Der traditionelle Panoramalauf über 10,5 Kilometer wird von den Sportlern wegen der Naturwege geschätzt. Als idealen Aufbau für die Saison sieht Markus Joho, LR Wohlen, den Lauf. Ziemlich schnell zog der Sieger der beiden letzten Jahre dann auch davon und sicherte sich seinen dritten Tagessieg in Folge mit einem Vorsprung von über zwei Minuten.

Als Tagessiegerin bei den Frauen setzte sich Therese Arcari von der LG Staufberg mit einer hervorragenden Zeit gegen ihre jüngere Konkurrenz durch.

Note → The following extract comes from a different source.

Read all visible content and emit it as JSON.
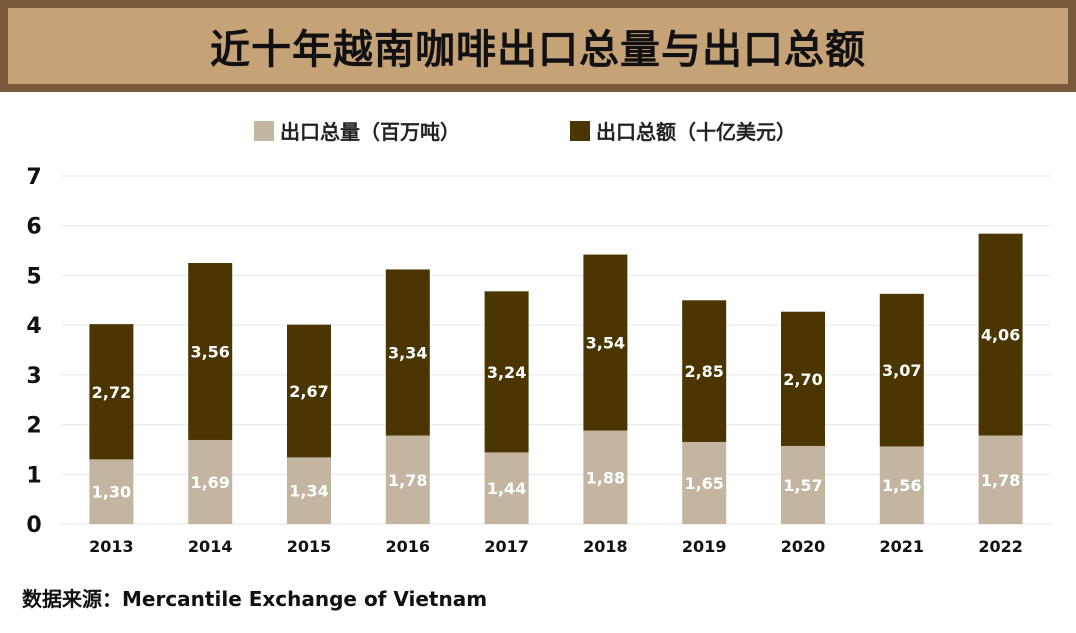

Neben Teilnehmern aus der ganzen Nordwestschweiz und von ennet dem Rhein waren es vor allem einheimische Läuferinnen und Läufer, die dem Anlass die Treue halten.

Training, Fun und Ausgleichssport

Über die lange Distanz ging es für Marcel Erpen und Kurt Wyss. Für sie gehört der Start am Auffahrtslauf im Dorf einfach dazu. Zum ersten Mal bei einem Lauf mit Zeitmessung war Martin Baumgartner dabei. Der für den TV Tegerfelden Startende hatte sich zum Ziel gesetzt, unter einer Stunde zu laufen. Mit 53 Minuten hat er das klar geschafft. Er sprach von idealen äusseren Bedingungen: «Der nächtliche Regen hat zudem die Luft gereinigt.» Unterschiedlich waren die Voraussetzungen, welche die Sportler zu einem Start in der Walking-Kategorie veranlassten.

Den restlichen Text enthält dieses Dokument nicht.